When a Tweet Turns Into an R Package

Boy, that escalated quickly

I just wanted to write up a brief post about the power of R, its community, and tell the story of how actually putting stuff out into the world can have amazing consequences.

About 24 hours ago I was going to tweet something like this:

Hey Mac #rstats users – system(‘say “hello rstats user”’)

I’d been playing with the MacOS command line tool, ‘say’, with the kids, and just figured it would be funny to make R say stuff.

Before I tweeted though, I thought I’d better check that it worked as intended.
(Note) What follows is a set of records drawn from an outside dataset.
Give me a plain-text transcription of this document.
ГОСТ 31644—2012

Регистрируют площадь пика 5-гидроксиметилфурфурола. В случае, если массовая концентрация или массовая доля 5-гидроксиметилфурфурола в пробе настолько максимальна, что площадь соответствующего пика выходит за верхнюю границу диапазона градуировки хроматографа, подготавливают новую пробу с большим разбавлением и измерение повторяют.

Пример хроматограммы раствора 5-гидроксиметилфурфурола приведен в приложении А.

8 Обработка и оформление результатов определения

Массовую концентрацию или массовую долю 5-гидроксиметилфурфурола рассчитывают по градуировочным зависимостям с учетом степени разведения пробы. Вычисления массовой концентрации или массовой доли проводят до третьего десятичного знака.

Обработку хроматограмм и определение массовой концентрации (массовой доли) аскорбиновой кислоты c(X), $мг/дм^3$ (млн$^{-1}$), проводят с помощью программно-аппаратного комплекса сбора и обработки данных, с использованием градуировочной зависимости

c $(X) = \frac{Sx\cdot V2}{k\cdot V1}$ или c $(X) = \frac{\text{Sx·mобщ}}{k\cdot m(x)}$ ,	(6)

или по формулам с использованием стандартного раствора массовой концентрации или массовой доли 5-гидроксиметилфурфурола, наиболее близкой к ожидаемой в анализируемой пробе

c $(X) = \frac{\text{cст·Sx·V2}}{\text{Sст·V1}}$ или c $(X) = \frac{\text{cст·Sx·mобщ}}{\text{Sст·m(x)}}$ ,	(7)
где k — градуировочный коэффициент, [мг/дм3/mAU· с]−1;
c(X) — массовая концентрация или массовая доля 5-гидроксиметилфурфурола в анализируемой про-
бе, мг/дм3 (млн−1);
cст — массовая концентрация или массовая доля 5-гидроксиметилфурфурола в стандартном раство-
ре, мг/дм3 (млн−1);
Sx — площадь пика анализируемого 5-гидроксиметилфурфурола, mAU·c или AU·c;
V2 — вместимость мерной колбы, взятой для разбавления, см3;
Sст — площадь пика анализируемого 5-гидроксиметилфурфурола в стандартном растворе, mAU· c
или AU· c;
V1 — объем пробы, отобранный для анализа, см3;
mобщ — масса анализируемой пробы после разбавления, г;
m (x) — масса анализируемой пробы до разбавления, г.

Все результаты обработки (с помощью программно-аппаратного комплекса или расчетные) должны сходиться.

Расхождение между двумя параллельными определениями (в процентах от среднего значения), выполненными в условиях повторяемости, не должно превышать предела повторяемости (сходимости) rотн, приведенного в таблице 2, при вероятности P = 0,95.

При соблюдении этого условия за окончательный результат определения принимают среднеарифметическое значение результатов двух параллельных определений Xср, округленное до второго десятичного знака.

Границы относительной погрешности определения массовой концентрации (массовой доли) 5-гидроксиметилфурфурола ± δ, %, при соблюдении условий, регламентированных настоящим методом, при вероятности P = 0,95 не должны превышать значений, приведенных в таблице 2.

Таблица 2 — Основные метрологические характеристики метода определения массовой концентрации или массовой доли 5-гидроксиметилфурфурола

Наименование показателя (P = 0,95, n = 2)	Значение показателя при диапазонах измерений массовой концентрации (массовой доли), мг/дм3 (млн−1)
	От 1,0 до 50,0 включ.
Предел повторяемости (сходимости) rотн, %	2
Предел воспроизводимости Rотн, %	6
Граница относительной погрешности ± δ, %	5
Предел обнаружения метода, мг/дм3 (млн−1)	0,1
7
While I was doing that I decided it would be fun to expose the say command’s different voices and figured I’d make a gist on github instead, as it was getting too long for a tweet.

So, I started playing around with the different voices and thinking of a nice way to expose that and by this point I’m thinking I might as well just make it into a package. Making a package in RStudio is so easy, it seemed like the easiest way to share what I was doing. And so now we have the rsay package.

Bear in mind that I didn’t start out to create a package. It has one function, which is essentially the thinnest wrapper around an existing command line tool and it only works on MacOS and it’s pretty silly really, so I didn’t expect there to be a great deal of interest.

In the end, instead of tweeting that one command, I tweeted about how I accidentally made this R package.

That in turn got noticed by the awesome Mara Averick, which resulted in this tweet:

Then Mark Edmondson sees Mara’s tweet, and mentions how it might be fun to build it into a sort of Babelfish using some of his existing work around the Google APIs. (Mark knows a lot about Google’s APIs and R!)

A few hours after initially mentioning this, the following tweet appears in my timeline:

He’d only gone and done it – How cool is that?!?!

To recap; silly idea, and R’s easy to use packaging tools lead to an accidental (but still pretty silly) R package. Package is popularised by prominent developer advocate. Package is then integrated into a shiny app for automated machine translation, by well known R/Google API developer.

It’s been a fun 24 hours, but the main thing to take away, is just to get your stuff out there, even if you don’t think it’s that great/interesting/useful. When you share an idea, even if it seems frivolous or trivial, that idea takes on a life of its own and you never know where that may lead.